Hello
My name is Josh Vajda, and I am the Wandering Baptist.
I chose this name for myself years ago, as I was trying to decide where I fit after seminary. I originally created this space to be a place to think out loud without worrying about what people thought of me. I signed my posts “WB.”
This year I’ve decided I need a fresh start. I’ve wiped this particular slate clean because I want to go a different route. I’m ready to own the name “Wandering Baptist” and to stand by what I post here. I had another blog that I used for “my” writing on occasion, and I’m repurposing that site as well. My plan is to use that as more of a professional web presence, and to use this space just for writing.
I have so much to say. I don’t know if anyone will be listening, but for right now, that’s ok. I find writing to be a great way to organize my thoughts. I have been very spotty in my blogging past, to say the least, but I have notebooks filled with journal entries. I have to write. I’m just trying to force myself to do it in public.
Why in public? Well, as Seth Godin says, ideas you don’t share can’t help anyone. I don’t know if my ideas will help anyone, but there’s a chance they could, and so I’m ready to find out. And it’s ok if they don’t. Sometimes you have to verify a particular route is a dead end before you can press on.
That’s where the wandering motif comes in. I’ve been a Baptist my whole life, although for most of my life that didn’t mean much of anything. As a kid I thought it meant serious Christian. All those other denominations add to Scripture, but we Baptists keep it real.
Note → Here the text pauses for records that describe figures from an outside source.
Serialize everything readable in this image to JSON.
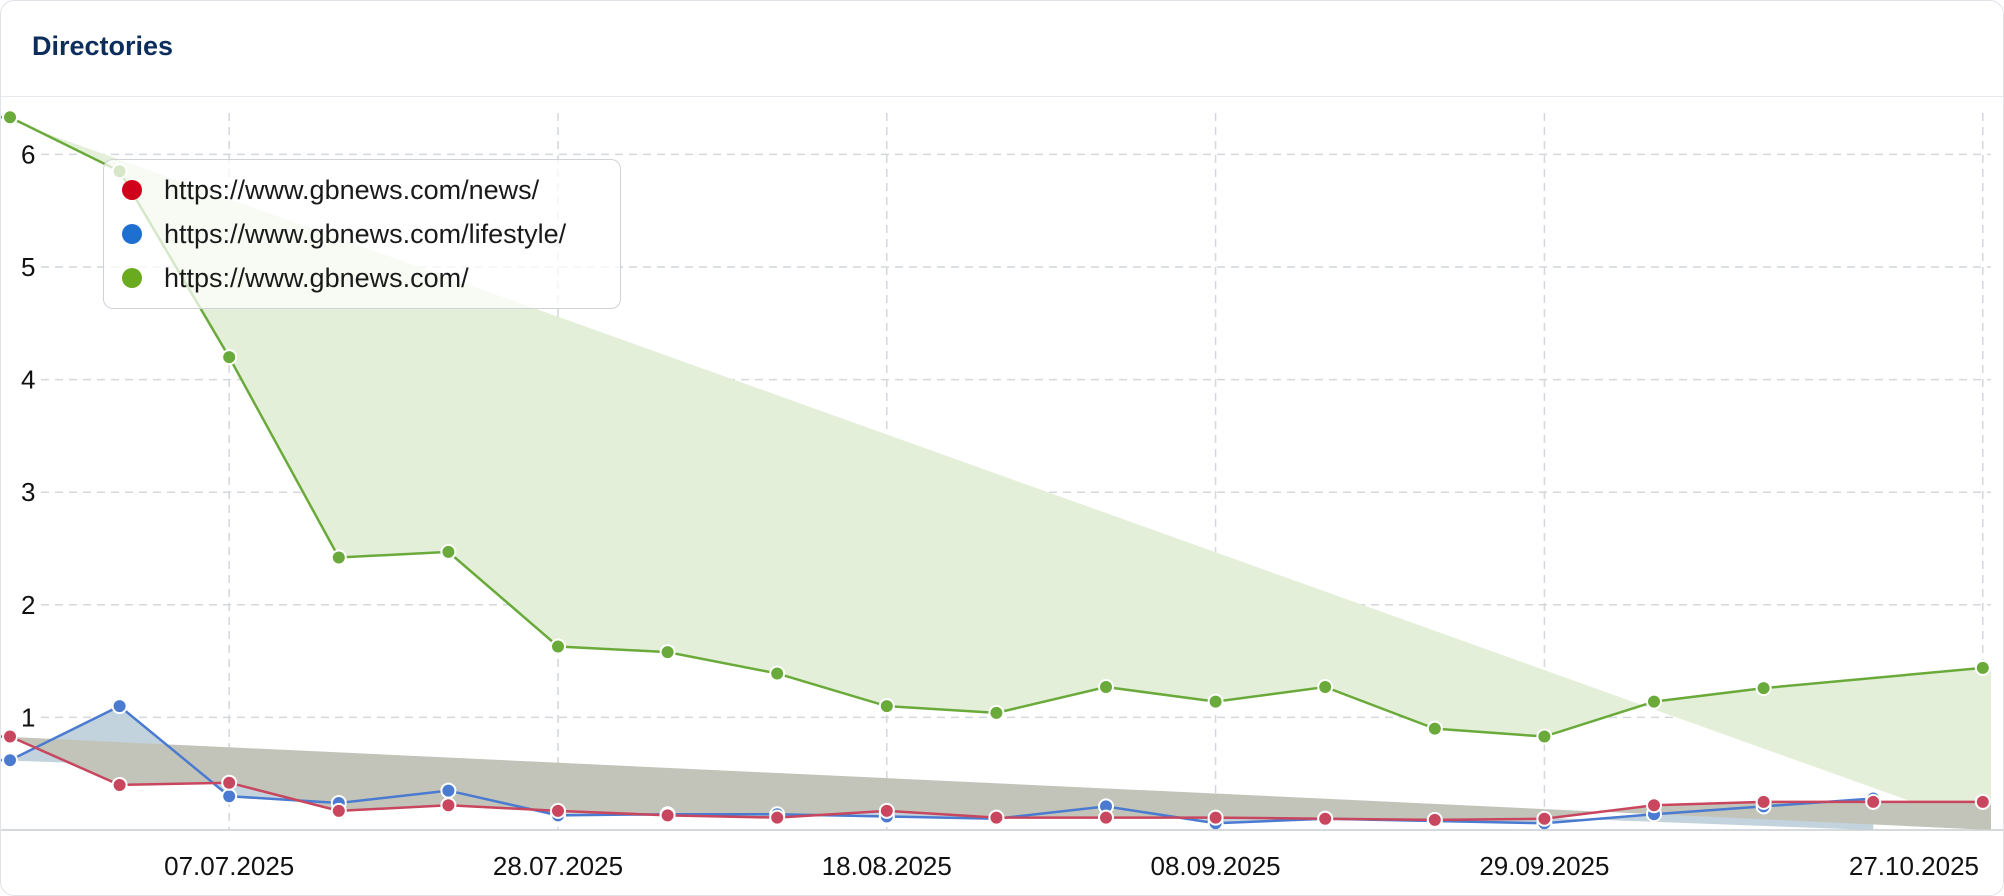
{
  "card": {
    "title": "Directories"
  },
  "legend": {
    "items": [
      {
        "label": "https://www.gbnews.com/news/",
        "color": "#d0021b"
      },
      {
        "label": "https://www.gbnews.com/lifestyle/",
        "color": "#1f6fd1"
      },
      {
        "label": "https://www.gbnews.com/",
        "color": "#6aaa1e"
      }
    ]
  },
  "chart_data": {
    "type": "area",
    "x": [
      "2025-06-23",
      "2025-06-30",
      "2025-07-07",
      "2025-07-14",
      "2025-07-21",
      "2025-07-28",
      "2025-08-04",
      "2025-08-11",
      "2025-08-18",
      "2025-08-25",
      "2025-09-01",
      "2025-09-08",
      "2025-09-15",
      "2025-09-22",
      "2025-09-29",
      "2025-10-06",
      "2025-10-13",
      "2025-10-20",
      "2025-10-27"
    ],
    "x_tick_labels": [
      "07.07.2025",
      "28.07.2025",
      "18.08.2025",
      "08.09.2025",
      "29.09.2025",
      "27.10.2025"
    ],
    "y_ticks": [
      "1",
      "2",
      "3",
      "4",
      "5",
      "6"
    ],
    "ylim": [
      0,
      6.4
    ],
    "grid": true,
    "legend_position": "top-left",
    "series": [
      {
        "name": "https://www.gbnews.com/",
        "color": "#6aaa1e",
        "line_color": "#6aaa3a",
        "fill": "#e3efd8",
        "values": [
          6.33,
          5.85,
          4.2,
          2.42,
          2.47,
          1.63,
          1.58,
          1.39,
          1.1,
          1.04,
          1.27,
          1.14,
          1.27,
          0.9,
          0.83,
          1.14,
          1.26,
          null,
          1.44
        ]
      },
      {
        "name": "https://www.gbnews.com/lifestyle/",
        "color": "#1f6fd1",
        "line_color": "#4a7bd0",
        "fill": "#c3d3dd",
        "values": [
          0.62,
          1.1,
          0.3,
          0.24,
          0.35,
          0.13,
          0.14,
          0.14,
          0.12,
          0.1,
          0.21,
          0.06,
          0.1,
          0.08,
          0.06,
          0.14,
          0.21,
          0.28,
          null
        ]
      },
      {
        "name": "https://www.gbnews.com/news/",
        "color": "#d0021b",
        "line_color": "#c8465e",
        "fill": "#c2c4ba",
        "values": [
          0.83,
          0.4,
          0.42,
          0.17,
          0.22,
          0.17,
          0.13,
          0.11,
          0.17,
          0.11,
          0.11,
          0.11,
          0.1,
          0.09,
          0.1,
          0.22,
          0.25,
          0.25,
          0.25
        ]
      }
    ]
  }
}
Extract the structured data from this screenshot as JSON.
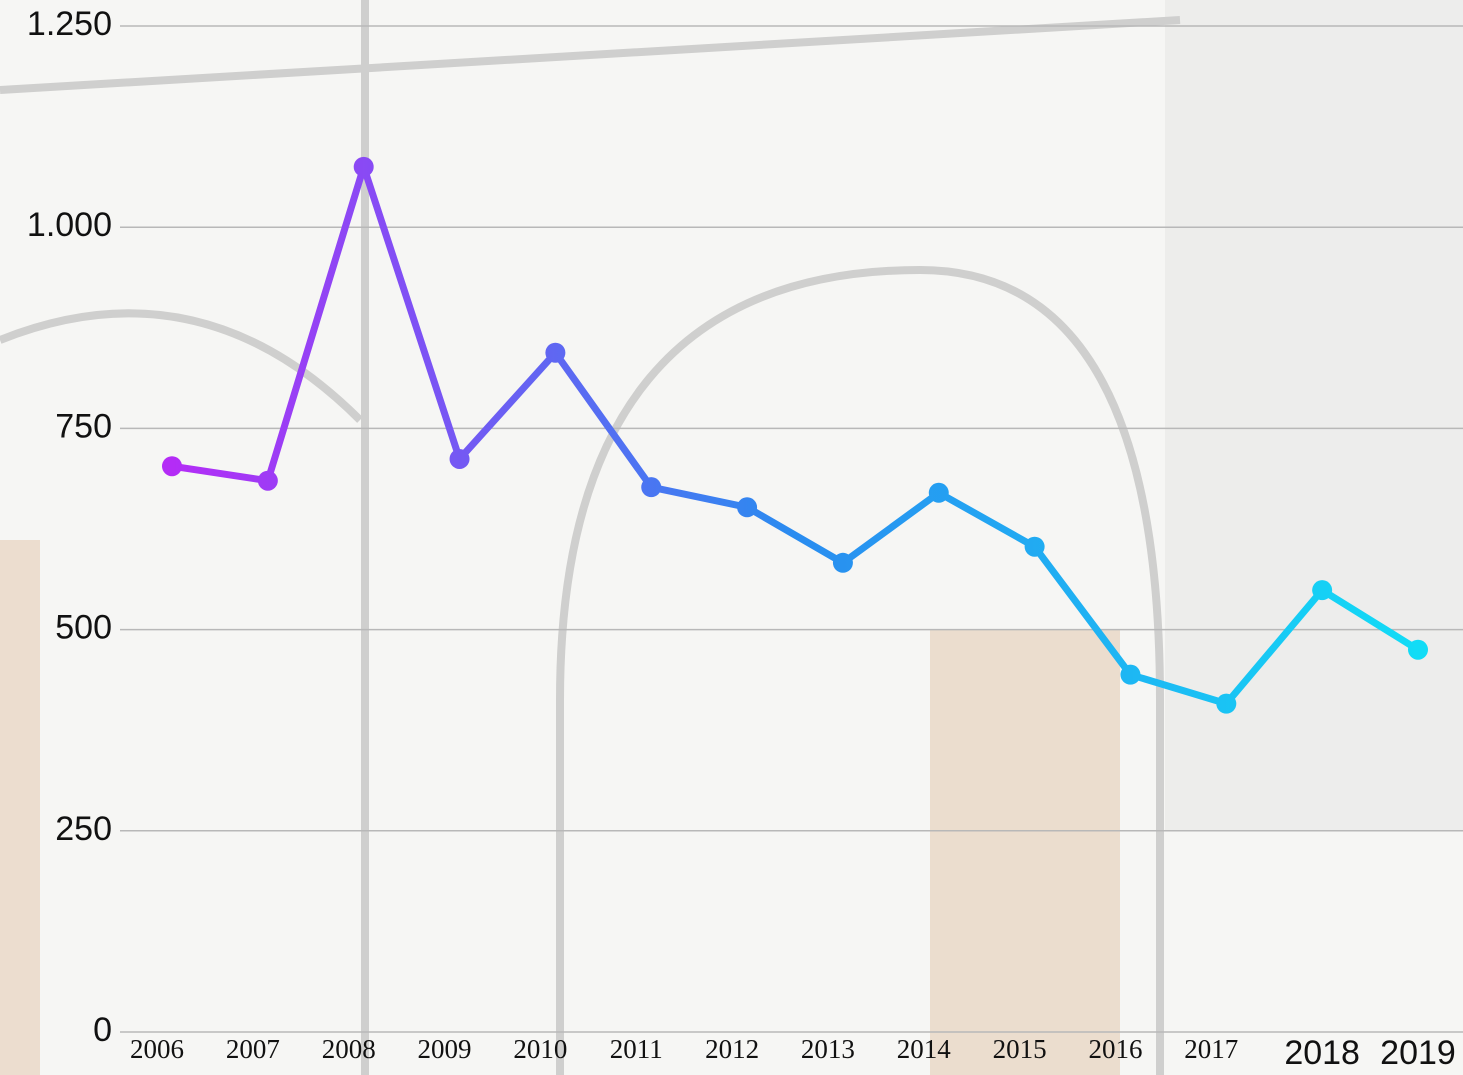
{
  "chart_data": {
    "type": "line",
    "categories": [
      "2006",
      "2007",
      "2008",
      "2009",
      "2010",
      "2011",
      "2012",
      "2013",
      "2014",
      "2015",
      "2016",
      "2017",
      "2018",
      "2019"
    ],
    "series": [
      {
        "color": [
          "#b42cf6",
          "#2a8cf0",
          "#12dcf6"
        ],
        "values": [
          703,
          685,
          1075,
          712,
          844,
          677,
          652,
          583,
          670,
          603,
          444,
          408,
          549,
          475
        ]
      }
    ],
    "ylim": [
      0,
      1250
    ],
    "yticks": [
      0,
      250,
      500,
      750,
      {
        "value": 1000,
        "label": "1.000"
      },
      {
        "value": 1250,
        "label": "1.250"
      }
    ],
    "grid": true
  }
}
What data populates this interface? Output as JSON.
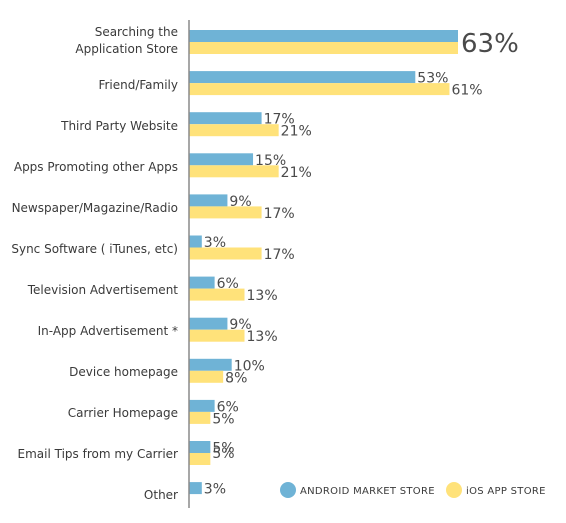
{
  "chart_data": {
    "type": "bar",
    "orientation": "horizontal",
    "categories": [
      "Searching the\nApplication Store",
      "Friend/Family",
      "Third Party Website",
      "Apps Promoting other Apps",
      "Newspaper/Magazine/Radio",
      "Sync Software ( iTunes, etc)",
      "Television Advertisement",
      "In-App Advertisement *",
      "Device homepage",
      "Carrier Homepage",
      "Email Tips from my Carrier",
      "Other"
    ],
    "series": [
      {
        "name": "ANDROID MARKET STORE",
        "color": "#6fb3d6",
        "values": [
          63,
          53,
          17,
          15,
          9,
          3,
          6,
          9,
          10,
          6,
          5,
          3
        ],
        "labels": [
          "",
          "53%",
          "17%",
          "15%",
          "9%",
          "3%",
          "6%",
          "9%",
          "10%",
          "6%",
          "5%",
          "3%"
        ]
      },
      {
        "name": "iOS APP STORE",
        "color": "#ffe27a",
        "values": [
          63,
          61,
          21,
          21,
          17,
          17,
          13,
          13,
          8,
          5,
          5,
          null
        ],
        "labels": [
          "",
          "61%",
          "21%",
          "21%",
          "17%",
          "17%",
          "13%",
          "13%",
          "8%",
          "5%",
          "",
          ""
        ]
      }
    ],
    "combined_labels": [
      "63%",
      "",
      "",
      "",
      "",
      "",
      "",
      "",
      "",
      "",
      "5%",
      ""
    ],
    "axis_color": "#8a8a8a",
    "legend_position": "bottom-right",
    "grid": false
  }
}
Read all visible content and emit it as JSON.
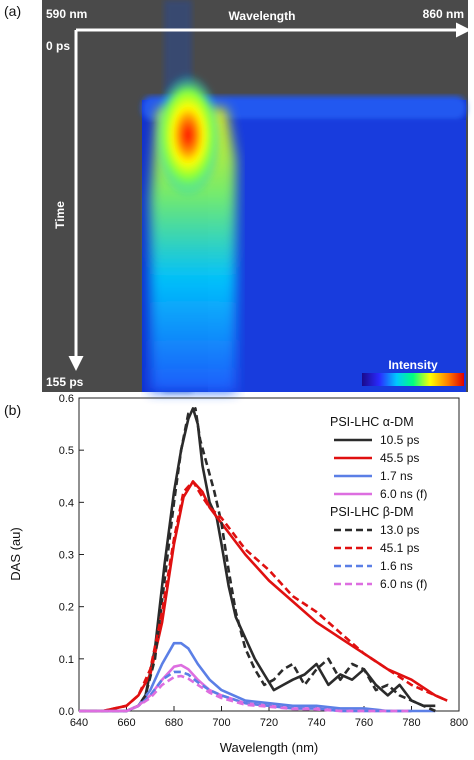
{
  "panel_a": {
    "label": "(a)",
    "wl_start": "590 nm",
    "wl_axis": "Wavelength",
    "wl_end": "860 nm",
    "time_start": "0 ps",
    "time_axis": "Time",
    "time_end": "155 ps",
    "intensity_label": "Intensity",
    "colormap": [
      "#1a0a8a",
      "#2a2aff",
      "#00c8ff",
      "#00ff80",
      "#ffff00",
      "#ff8000",
      "#e00000"
    ],
    "background_color": "#4a4a4a"
  },
  "panel_b": {
    "label": "(b)"
  },
  "chart_data": {
    "type": "line",
    "xlabel": "Wavelength (nm)",
    "ylabel": "DAS (au)",
    "xlim": [
      640,
      800
    ],
    "ylim": [
      0,
      0.6
    ],
    "xticks": [
      "640",
      "660",
      "680",
      "700",
      "720",
      "740",
      "760",
      "780",
      "800"
    ],
    "yticks": [
      "0.0",
      "0.1",
      "0.2",
      "0.3",
      "0.4",
      "0.5",
      "0.6"
    ],
    "grid": false,
    "legend_position": "top-right",
    "legend_groups": [
      {
        "heading": "PSI-LHC α-DM"
      },
      {
        "heading": "PSI-LHC β-DM"
      }
    ],
    "series": [
      {
        "name": "10.5 ps",
        "group": 0,
        "color": "#2b2b2b",
        "dash": false,
        "x": [
          640,
          650,
          660,
          665,
          668,
          672,
          676,
          680,
          683,
          686,
          688,
          690,
          692,
          695,
          698,
          700,
          703,
          706,
          710,
          714,
          718,
          722,
          726,
          730,
          735,
          740,
          745,
          750,
          755,
          760,
          765,
          770,
          775,
          780,
          785,
          790
        ],
        "y": [
          0.0,
          0.0,
          0.0,
          0.01,
          0.03,
          0.12,
          0.28,
          0.42,
          0.5,
          0.56,
          0.58,
          0.55,
          0.47,
          0.4,
          0.37,
          0.32,
          0.24,
          0.18,
          0.14,
          0.1,
          0.07,
          0.04,
          0.05,
          0.06,
          0.07,
          0.09,
          0.05,
          0.07,
          0.06,
          0.08,
          0.05,
          0.03,
          0.05,
          0.02,
          0.01,
          0.01
        ]
      },
      {
        "name": "45.5 ps",
        "group": 0,
        "color": "#e01010",
        "dash": false,
        "x": [
          640,
          650,
          660,
          665,
          670,
          675,
          680,
          684,
          688,
          692,
          695,
          700,
          705,
          710,
          720,
          730,
          740,
          750,
          760,
          770,
          780,
          790,
          795
        ],
        "y": [
          0.0,
          0.0,
          0.01,
          0.03,
          0.07,
          0.17,
          0.32,
          0.41,
          0.44,
          0.42,
          0.39,
          0.36,
          0.33,
          0.3,
          0.25,
          0.21,
          0.17,
          0.14,
          0.11,
          0.08,
          0.06,
          0.03,
          0.02
        ]
      },
      {
        "name": "1.7 ns",
        "group": 0,
        "color": "#5b7fe6",
        "dash": false,
        "x": [
          640,
          660,
          665,
          670,
          675,
          680,
          683,
          686,
          690,
          695,
          700,
          710,
          720,
          730,
          740,
          750,
          760,
          770,
          780,
          790
        ],
        "y": [
          0.0,
          0.0,
          0.01,
          0.04,
          0.09,
          0.13,
          0.13,
          0.12,
          0.09,
          0.06,
          0.04,
          0.02,
          0.015,
          0.01,
          0.01,
          0.005,
          0.005,
          0.0,
          0.0,
          0.0
        ]
      },
      {
        "name": "6.0 ns (f)",
        "group": 0,
        "color": "#dd6ee0",
        "dash": false,
        "x": [
          640,
          660,
          665,
          670,
          675,
          680,
          683,
          686,
          690,
          695,
          700,
          710,
          720,
          730,
          740,
          750,
          760,
          770,
          780
        ],
        "y": [
          0.0,
          0.0,
          0.01,
          0.03,
          0.06,
          0.085,
          0.088,
          0.08,
          0.06,
          0.04,
          0.03,
          0.015,
          0.01,
          0.005,
          0.005,
          0.0,
          0.0,
          0.0,
          0.0
        ]
      },
      {
        "name": "13.0 ps",
        "group": 1,
        "color": "#2b2b2b",
        "dash": true,
        "x": [
          640,
          650,
          660,
          665,
          668,
          672,
          676,
          680,
          683,
          686,
          689,
          691,
          694,
          697,
          700,
          703,
          706,
          710,
          714,
          718,
          722,
          726,
          730,
          735,
          740,
          745,
          750,
          755,
          760,
          765,
          770,
          775,
          780,
          785,
          790
        ],
        "y": [
          0.0,
          0.0,
          0.0,
          0.01,
          0.03,
          0.1,
          0.25,
          0.4,
          0.5,
          0.57,
          0.58,
          0.52,
          0.47,
          0.42,
          0.36,
          0.27,
          0.19,
          0.12,
          0.08,
          0.05,
          0.06,
          0.08,
          0.09,
          0.05,
          0.08,
          0.1,
          0.06,
          0.09,
          0.08,
          0.04,
          0.05,
          0.03,
          0.02,
          0.01,
          0.0
        ]
      },
      {
        "name": "45.1 ps",
        "group": 1,
        "color": "#e01010",
        "dash": true,
        "x": [
          640,
          650,
          660,
          665,
          670,
          675,
          680,
          684,
          688,
          692,
          695,
          700,
          705,
          710,
          720,
          730,
          740,
          750,
          760,
          770,
          780,
          790,
          795
        ],
        "y": [
          0.0,
          0.0,
          0.01,
          0.03,
          0.08,
          0.19,
          0.33,
          0.42,
          0.44,
          0.41,
          0.39,
          0.37,
          0.34,
          0.31,
          0.27,
          0.22,
          0.19,
          0.15,
          0.11,
          0.08,
          0.05,
          0.03,
          0.02
        ]
      },
      {
        "name": "1.6 ns",
        "group": 1,
        "color": "#5b7fe6",
        "dash": true,
        "x": [
          640,
          660,
          665,
          670,
          675,
          680,
          683,
          686,
          690,
          695,
          700,
          710,
          720,
          730,
          740,
          750,
          760,
          770,
          780
        ],
        "y": [
          0.0,
          0.0,
          0.01,
          0.03,
          0.06,
          0.075,
          0.075,
          0.07,
          0.055,
          0.04,
          0.03,
          0.015,
          0.01,
          0.005,
          0.005,
          0.0,
          0.0,
          0.0,
          0.0
        ]
      },
      {
        "name": "6.0 ns (f)",
        "group": 1,
        "color": "#dd6ee0",
        "dash": true,
        "x": [
          640,
          660,
          665,
          670,
          675,
          680,
          683,
          686,
          690,
          695,
          700,
          710,
          720,
          730,
          740,
          750,
          760,
          770,
          780
        ],
        "y": [
          0.0,
          0.0,
          0.01,
          0.025,
          0.05,
          0.065,
          0.067,
          0.062,
          0.05,
          0.035,
          0.025,
          0.012,
          0.008,
          0.004,
          0.003,
          0.0,
          0.0,
          0.0,
          0.0
        ]
      }
    ]
  }
}
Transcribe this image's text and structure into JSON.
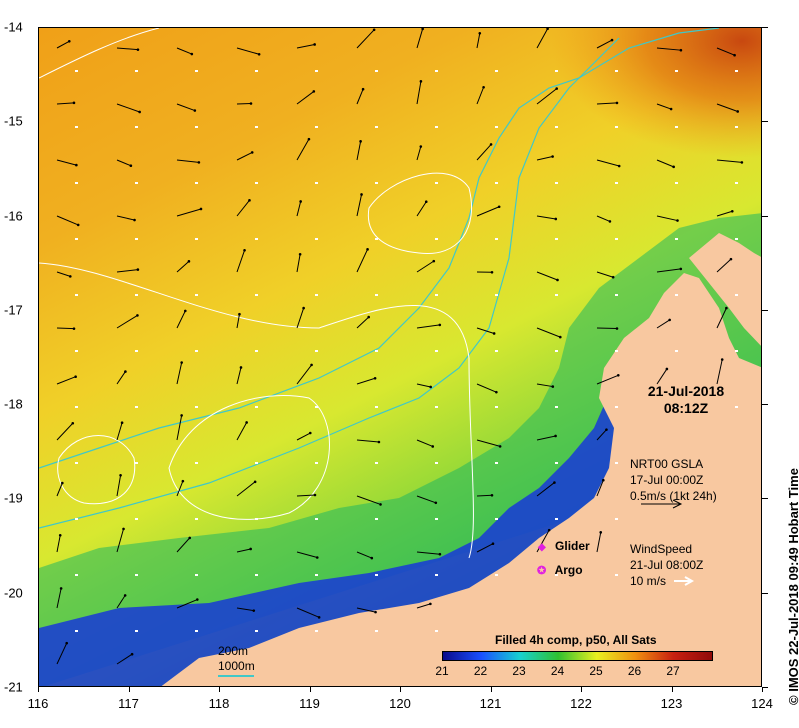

Of course, the more people I met, and the more I read, and the more I learned, and the more I reflected, the more it became clear to me that this was not at all the case. What does it mean to be a Baptist when the Holy Spirit continues to work miracles in the world? What does it mean to be a Baptist when there are good Christians in other churches in your town? What does it mean to be a Baptist when “no creed but the Bible” turns out to be a creed? Or when you discover that liturgy is alive and well in your barebones morning service? What does it mean to be Baptist when the Calvinists and Arminians are at each other’s throats? What does it mean to be a Baptist when reading the Bible turns out to be more complicated than you thought? What does it mean to be Baptist when congregational rule and American democracy flourished together? Or when the lead pastor and board of trustees turns out to be a model that you can find in the business world, growing in popularity at the same time? What does it mean to be a Baptist when the Southern Baptist juggernaut finally shows up on your radar?
Yes, there was the “BAPTIST” acronym. I never learned it. As far as I was concerned, I belonged to Christ. I wasn’t interested in someone’s denominational agenda. Maybe that would have helped me along the way, but I don’t know. I doubt it. I needed to wander. Wandering is good, as long as you do it the right way.
“Prone to wander, Lord, I feel it.” Yes. There is that kind of wandering, too. That’s different. This isn’t about wandering away from the faith. It’s about exploring the edges. I just call it “wandering” because it’s been a more or less aimless enterprise. Explorers are on a mission. Explorers are cool.
I am not cool. I was just asking questions.
I want to keep these short, so let me wrap this up. My purpose with this blog, if I have any, is to log my wanderings in public. To share what I’ve learned, in case I’ve learned anything worth sharing. To share where I’m wandering these days in case anyone else is venturing through the same terrain, so we can pool our resources. And I hope, eventually, to use these wanderings to build something better.
Just know, dear reader, that I expect to offend everyone eventually. My non-Baptist readers will probably be annoyed at my Baptist convictions at times. My Baptist readers will probably be annoyed at all the unbaptisty habits I’ve picked up along the way. And then there will be times I genuinely say something stupid and offend everyone. Hopefully by saying it out loud I can learn from my mistakes. Sometimes you need a friend to tell you when you’ve reached that dead end.